10 March 2008

New Babe in the Woods

previously published on Six LDS Writers & A Frog

You know that scene at the beginning of Dumbo where all the animals sit around, looking up and waiting for the stork to bring their new arrivals? I can’t help but think about that in relation to the Six Writers blog. I’ll never be expecting a new baby person like Sariah (Wilson) and Julie (Bellon), but like Jeff (Savage) and Stephanie (Black), I am awaiting a new little addition to my bookshelf. I have a fully-charged camera, a clean resting place for the little darling, and even a stack of “birth” announcements. Everything is ready and waiting – especially me! Where is that stupid stork that brings the books, anyway?

This is not a new or even an original analogy. I’ve often heard authors – female authors, at least – compare their freshly-printed books to newborn babies. As a mother of four children and author of ten books, let me assure you it’s not quite that incredible. But it is thrilling. And every single time it happens, I’m amazed and grateful and surprised all over again.

I’ve long identified with a feeling expressed by Sir James Barrie, author of Peter Pan. After describing the harrowing delivery of Auld Licht Idylls, he wrote: “For several days after my first book was published, I carried it around in my pocket and took surreptitious peeks at it to be sure the ink had not faded.” That’s exactly how I feel!

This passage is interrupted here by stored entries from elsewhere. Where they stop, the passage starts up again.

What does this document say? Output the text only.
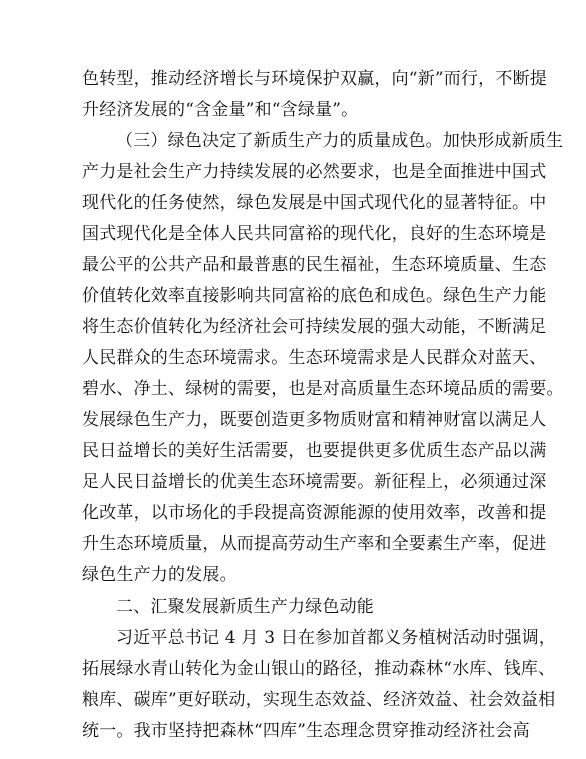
色转型，推动经济增长与环境保护双赢，向“新”而行，不断提
升经济发展的“含金量”和“含绿量”。
（三）绿色决定了新质生产力的质量成色。加快形成新质生
产力是社会生产力持续发展的必然要求，也是全面推进中国式
现代化的任务使然，绿色发展是中国式现代化的显著特征。中
国式现代化是全体人民共同富裕的现代化，良好的生态环境是
最公平的公共产品和最普惠的民生福祉，生态环境质量、生态
价值转化效率直接影响共同富裕的底色和成色。绿色生产力能
将生态价值转化为经济社会可持续发展的强大动能，不断满足
人民群众的生态环境需求。生态环境需求是人民群众对蓝天、
碧水、净土、绿树的需要，也是对高质量生态环境品质的需要。
发展绿色生产力，既要创造更多物质财富和精神财富以满足人
民日益增长的美好生活需要，也要提供更多优质生态产品以满
足人民日益增长的优美生态环境需要。新征程上，必须通过深
化改革，以市场化的手段提高资源能源的使用效率，改善和提
升生态环境质量，从而提高劳动生产率和全要素生产率，促进
绿色生产力的发展。
二、汇聚发展新质生产力绿色动能
习近平总书记 4 月 3 日在参加首都义务植树活动时强调，
拓展绿水青山转化为金山银山的路径，推动森林“水库、钱库、
粮库、碳库”更好联动，实现生态效益、经济效益、社会效益相
统一。我市坚持把森林“四库”生态理念贯穿推动经济社会高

When the FedEx stork finally arrives, you can count on me to carry my new delivery around for awhile, taking peeks now and then to check its coloring and make sure it has all its little periods and commas in the right places. I might even wrap it up and take it to church on Sunday to show it off to my visiting teachers – and anybody else I can corner in the hallway on the way to Primary. I can certainly count on it to be well-behaved. It will not spit up, drool on my dress, nor cry loud enough to wake the high priests. And while it probably could use a change, there’s nothing I can do about that at this late date.

My main concern is that, like Dumbo and other tragic children of lit, it will be an offspring only its mother will love. It is, after all, a book of nonfiction – an oddity around here. Since all its siblings at home - and cousins here on the blog - are novels, how will it possibly fit in? Will the other books make fun of it? What if they mock its essays? Envy its hardcover? Laugh at its long name, sneering over the pretention of calling it witty or wise? (I never called it that, BTW. Please direct jeers toward Covenant’s title committee.) Worse, what if it’s scorned by society at large and soon sent to languish in the obscurity of a dark, dreary warehouse? Can’t you see it now? “Please, sir. I want some more.” (Marketing, that is.)

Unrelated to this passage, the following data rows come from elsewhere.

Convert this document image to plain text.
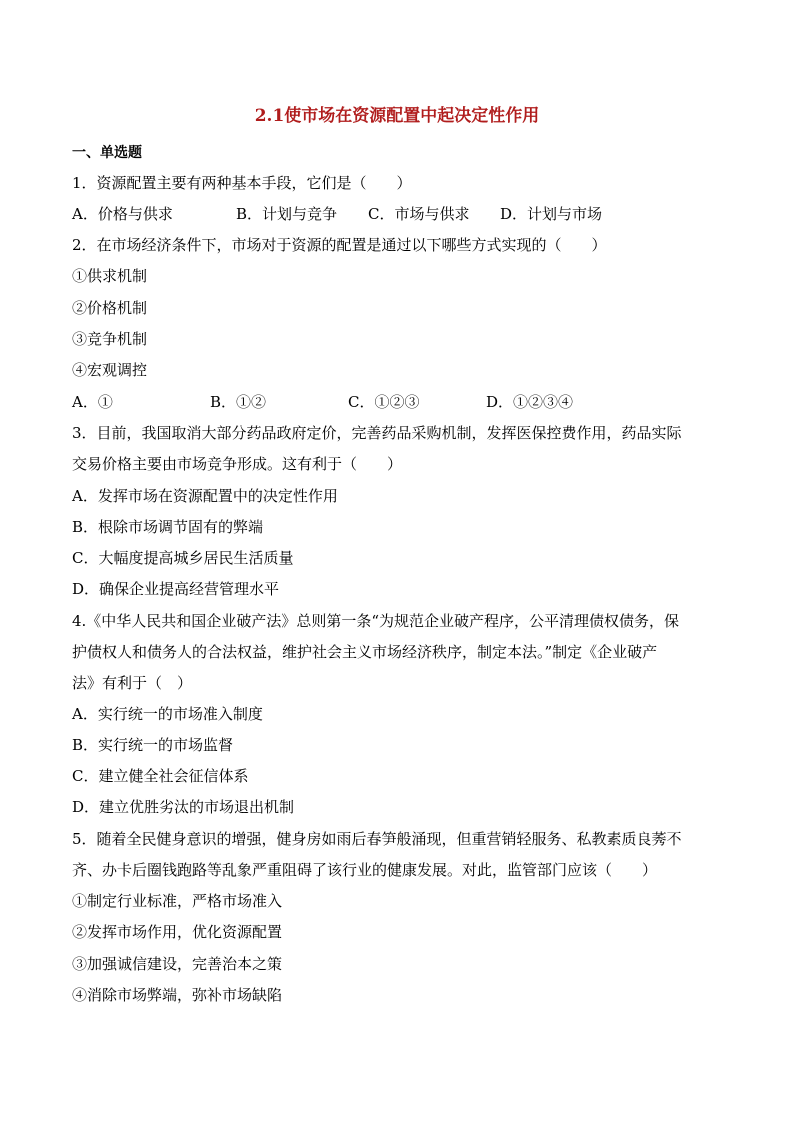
2.1使市场在资源配置中起决定性作用
一、单选题
1．资源配置主要有两种基本手段，它们是（　　）
A．价格与供求	B．计划与竞争 C．市场与供求 D．计划与市场
2．在市场经济条件下，市场对于资源的配置是通过以下哪些方式实现的（　　）
①供求机制
②价格机制
③竞争机制
④宏观调控
A．①	B．①②	C．①②③	D．①②③④
3．目前，我国取消大部分药品政府定价，完善药品采购机制，发挥医保控费作用，药品实际
交易价格主要由市场竞争形成。这有利于（　　）
A．发挥市场在资源配置中的决定性作用
B．根除市场调节固有的弊端
C．大幅度提高城乡居民生活质量
D．确保企业提高经营管理水平
4.《中华人民共和国企业破产法》总则第一条“为规范企业破产程序，公平清理债权债务，保
护债权人和债务人的合法权益，维护社会主义市场经济秩序，制定本法。”制定《企业破产
法》有利于（　）
A．实行统一的市场准入制度
B．实行统一的市场监督
C．建立健全社会征信体系
D．建立优胜劣汰的市场退出机制
5．随着全民健身意识的增强，健身房如雨后春笋般涌现，但重营销轻服务、私教素质良莠不
齐、办卡后圈钱跑路等乱象严重阻碍了该行业的健康发展。对此，监管部门应该（　　）
①制定行业标准，严格市场准入
②发挥市场作用，优化资源配置
③加强诚信建设，完善治本之策
④消除市场弊端，弥补市场缺陷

Nevertheless, it’s on its way into the world as we speak. (And I thought it was hard when one of my children merely went to Iraq.) If it’s true that “children are the living messages we send to a time we will not see,” are not books the written messages we send to people and places we may never see? What a blessing it is, then, when they report back!

The book has been out for something like three days now, and I already have a dozen “letters from the mission field.” Books grow up really fast! (As Groucho Marx said, “A five-year-old could follow my reasoning; please find a five-year-old to explain it to you.) Just last week, several strangers in Utah adopted the book I have not yet seen, took it home, and wrote this morning to say how much they like it. I cried. (Gratitude; joy; that kind of thing. While people are usually too polite to go out of their way to point out the deformities and shortcomings they find in your children, this is not always true of your books.) One lady was really gushy! She concluded her e-mail with, “I’ve already copied the essay about the church and sent it to everybody in my address book. I hope you don’t mind. I feel like I’ve known you all my life.”

I don’t mind. Many of the pieces in Counting Blessings were on the Internet to begin with – on the Frog Blog, in fact. If it weren’t for The Frog . . . and Sariah, and Jeff, and Jennie (Hansen), and Stephanie, and you . . . I would have no new book. I’m so grateful, and I want to show it. While you can’t give away a child (as much as you want to some days) you can give away a book. To follow the example of wise and wonderful LDS Publisher, everyone who has commented on any post on this blog this week, or who comments on any post next week, is eligible for a drawing for a free copy. (This is in addition to the copy I'm giving away on the Frog Blog, of course!)

All I ask if you win - or if you stumble upon Counting Blessings on a shelf somewhere out in the big, wide world - is that you pat it on the head and speak a word of encouragement or two. (It would be even better if you took it home! Hint. Hint.) After all, it’s new and small and very insecure -- just a babe in the woods of publishing.

1 comment:

Marta O. Smith said...

And isn't that just the cutest little cover you've ever seen?